Из детской послышался топот, потом глухой удар и голос Степана:
— Ма-а-ам! Кеша упал, но не умер!
— Прекрасная новость, — отозвалась я. — Подними Кешу и скажи ему, что в нашем доме это уже достижение.
Степан явился через секунду — лохматый, в пижаме с кривым тираннозавром, с серьезным лицом человека, пережившего катастрофу национального масштаба. В руках он держал зелёного пластмассового динозавра без хвоста.
— У него попа сломалась, — сообщил он.
— Это хвост.
— Нет, мама, это динозавровая попа.
Я посмотрела на Кешу. Кеша смотрел на меня пустыми пластиковыми глазами человека, который давно разочаровался в мире.
— Хорошо, — сказала я. — У Кеши сломалась динозавровая попа. Мы починим.
— Сейчас?
— Сейчас я дорисую лису, и починим.
— Лиса важнее Кеши?
Я закрыла глаза. Медленно вдохнула. Где-то в соседней комнате гремела музыка Захара — кажется, очередной гитарный протест против всего сущего. На столе мигало уведомление от банка. В голове ныл тупой страх, связанный с завтрашним походом к нотариусу. Вера Павловна уже две недели методично портила мне жизнь, и у меня было очень нехорошее предчувствие, что завтрашний день окажется ещё одним подарком судьбы в её фирменной упаковке — то есть вонючим, липким и с подвохом.
— Нет, — сказала я Степану как можно мягче. — Кеша не менее важен. Просто если я не сдам лису, мы будем есть макароны без всего.
Степан подумал и кивнул с достоинством мужчины, познавшего финансовые механизмы мира.

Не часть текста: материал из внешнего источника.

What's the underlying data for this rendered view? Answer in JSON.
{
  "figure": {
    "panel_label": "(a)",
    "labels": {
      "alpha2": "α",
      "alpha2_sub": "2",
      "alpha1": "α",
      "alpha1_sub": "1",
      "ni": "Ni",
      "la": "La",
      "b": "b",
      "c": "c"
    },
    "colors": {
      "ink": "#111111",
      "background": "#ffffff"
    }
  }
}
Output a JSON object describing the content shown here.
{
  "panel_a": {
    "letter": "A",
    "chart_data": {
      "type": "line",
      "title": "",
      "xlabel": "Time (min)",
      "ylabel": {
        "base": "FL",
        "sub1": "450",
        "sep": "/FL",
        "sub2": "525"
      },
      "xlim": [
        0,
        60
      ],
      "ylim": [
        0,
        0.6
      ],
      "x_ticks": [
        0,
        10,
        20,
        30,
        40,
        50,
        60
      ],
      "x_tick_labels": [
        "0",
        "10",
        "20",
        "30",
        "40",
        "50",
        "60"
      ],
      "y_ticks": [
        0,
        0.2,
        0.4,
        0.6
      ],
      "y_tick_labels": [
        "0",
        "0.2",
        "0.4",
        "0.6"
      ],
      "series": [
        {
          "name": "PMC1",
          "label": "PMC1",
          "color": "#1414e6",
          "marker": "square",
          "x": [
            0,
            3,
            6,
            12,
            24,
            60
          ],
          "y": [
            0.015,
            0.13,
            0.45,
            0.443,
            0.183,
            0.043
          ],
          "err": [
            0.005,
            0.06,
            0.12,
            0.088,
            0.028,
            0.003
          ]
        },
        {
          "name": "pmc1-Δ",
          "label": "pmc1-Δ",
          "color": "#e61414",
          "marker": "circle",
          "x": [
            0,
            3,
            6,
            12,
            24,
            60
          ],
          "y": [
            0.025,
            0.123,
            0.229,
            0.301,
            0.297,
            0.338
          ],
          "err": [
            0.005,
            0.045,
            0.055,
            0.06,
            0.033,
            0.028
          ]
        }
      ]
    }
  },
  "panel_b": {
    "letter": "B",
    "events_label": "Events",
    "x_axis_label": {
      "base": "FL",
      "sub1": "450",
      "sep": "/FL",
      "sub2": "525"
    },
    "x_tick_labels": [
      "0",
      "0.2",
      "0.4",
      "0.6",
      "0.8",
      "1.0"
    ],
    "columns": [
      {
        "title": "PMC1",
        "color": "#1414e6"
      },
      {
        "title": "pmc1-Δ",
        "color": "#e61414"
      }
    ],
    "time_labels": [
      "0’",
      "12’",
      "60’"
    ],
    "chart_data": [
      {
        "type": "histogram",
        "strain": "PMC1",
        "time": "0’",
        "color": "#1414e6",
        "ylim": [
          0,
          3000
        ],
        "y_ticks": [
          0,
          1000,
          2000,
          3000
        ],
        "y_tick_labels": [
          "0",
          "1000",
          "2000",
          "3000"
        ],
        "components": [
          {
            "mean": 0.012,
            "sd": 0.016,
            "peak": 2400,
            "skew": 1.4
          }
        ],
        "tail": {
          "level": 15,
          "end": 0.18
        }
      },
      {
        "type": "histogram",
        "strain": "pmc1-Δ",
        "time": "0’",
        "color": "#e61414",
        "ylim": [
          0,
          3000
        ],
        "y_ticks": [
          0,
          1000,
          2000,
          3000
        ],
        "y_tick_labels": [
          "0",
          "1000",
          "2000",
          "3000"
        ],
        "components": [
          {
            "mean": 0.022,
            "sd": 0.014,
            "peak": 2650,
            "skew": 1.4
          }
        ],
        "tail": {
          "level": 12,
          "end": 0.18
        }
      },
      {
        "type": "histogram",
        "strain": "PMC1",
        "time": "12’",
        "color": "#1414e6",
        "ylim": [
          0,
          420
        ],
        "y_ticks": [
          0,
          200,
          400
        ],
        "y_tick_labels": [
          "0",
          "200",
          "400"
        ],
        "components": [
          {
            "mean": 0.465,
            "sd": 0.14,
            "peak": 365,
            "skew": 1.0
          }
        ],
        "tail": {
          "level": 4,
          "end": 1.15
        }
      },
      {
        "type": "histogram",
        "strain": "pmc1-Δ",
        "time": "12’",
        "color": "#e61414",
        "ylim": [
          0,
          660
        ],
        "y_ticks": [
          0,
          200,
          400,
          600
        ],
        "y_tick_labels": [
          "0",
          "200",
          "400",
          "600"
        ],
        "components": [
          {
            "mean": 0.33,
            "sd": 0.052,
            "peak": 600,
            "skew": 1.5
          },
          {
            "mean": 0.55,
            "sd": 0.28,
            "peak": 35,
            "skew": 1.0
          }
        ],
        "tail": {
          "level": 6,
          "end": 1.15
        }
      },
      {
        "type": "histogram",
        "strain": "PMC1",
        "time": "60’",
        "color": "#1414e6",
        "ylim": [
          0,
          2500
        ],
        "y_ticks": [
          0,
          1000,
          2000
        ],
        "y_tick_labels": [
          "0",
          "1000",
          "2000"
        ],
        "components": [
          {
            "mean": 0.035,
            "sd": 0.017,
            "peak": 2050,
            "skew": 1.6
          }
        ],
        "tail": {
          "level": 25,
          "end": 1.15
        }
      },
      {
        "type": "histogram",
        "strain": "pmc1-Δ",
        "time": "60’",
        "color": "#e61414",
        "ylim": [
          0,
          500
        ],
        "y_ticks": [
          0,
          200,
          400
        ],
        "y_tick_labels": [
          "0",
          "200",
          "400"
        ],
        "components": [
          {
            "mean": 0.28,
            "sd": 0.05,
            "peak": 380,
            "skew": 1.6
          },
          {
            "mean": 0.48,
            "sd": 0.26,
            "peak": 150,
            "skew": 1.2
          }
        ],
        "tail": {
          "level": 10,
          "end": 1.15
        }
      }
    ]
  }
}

— Тогда сначала лиса. Но Кеше надо одеяло.
— Обязательно.
Он ушёл, прижимая к груди динозавра-инвалида, а я ещё несколько секунд смотрела ему вслед и чувствовала, как внутри разливается что-то тёплое и болезненное одновременно. Наверное, именно это и есть материнство: ты на последнем издыхании, у тебя в голове судебные иски, счета и страх, а потом маленький человек с серьёзным лицом объявляет, что у динозавра сломалась попа, и ты почему-то не сходишь с ума окончательно.
Хотя это, конечно, вопрос дискуссионный.
Телефон завибрировал. Я взяла его в руки и увидела сообщение от Веры Павловны.
Завтра не опаздывай. И оденься прилично. Не позорь память моего сына.
Я перечитала сообщение дважды и ощутила то особое, ледяное бешенство, которое всегда приходило вместе с её именем. Удивительное качество — быть женщиной, которая даже через экран способна вызвать желание переехать на другой континент или начать подделывать документы.
Память её сына.
Как же она любила это выражение.
Будто память Бориса — это семейный сервиз, который я неаккуратно поставила на край стола. Будто только ей было больно. Будто только она имела право на скорбь, а я — нет. Будто она забыла, кто именно вытаскивал её сына из запоев, прятал от детей разбитые кружки, выслушивал извинения утром и молчание вечером. Будто любовь отменяет усталость, страх и облегчение.
Да, облегчение тоже.
Это было самым страшным, самым стыдным моим чувством после смерти Бориса, и я никому о нём не говорила. Даже себе не до конца признавалась. Я плакала на похоронах, плакала ночами, плакала в ванной, чтобы дети не видели, но где-то глубоко под этой болью лежало другое, почти неприличное чувство: теперь дома тихо. Никто не орёт. Никто не хлопает дверями. Никто не дышит перегаром мне в лицо. Никто не смотрит на Захара так, будто тот виноват в том, что существует.
А потом мне становилось стыдно за это облегчение, и я начинала любить Бориса заново — в памяти, в хороших кусках, в тех редких вечерах, когда он был весёлым, добрым и почти тем человеком, за которого я когда-то вышла замуж.
Человеческая душа вообще удивительно жадная штука. Умеет одновременно держаться за боль и за облегчение, за любовь и за обиду, за память и за желание всё забыть.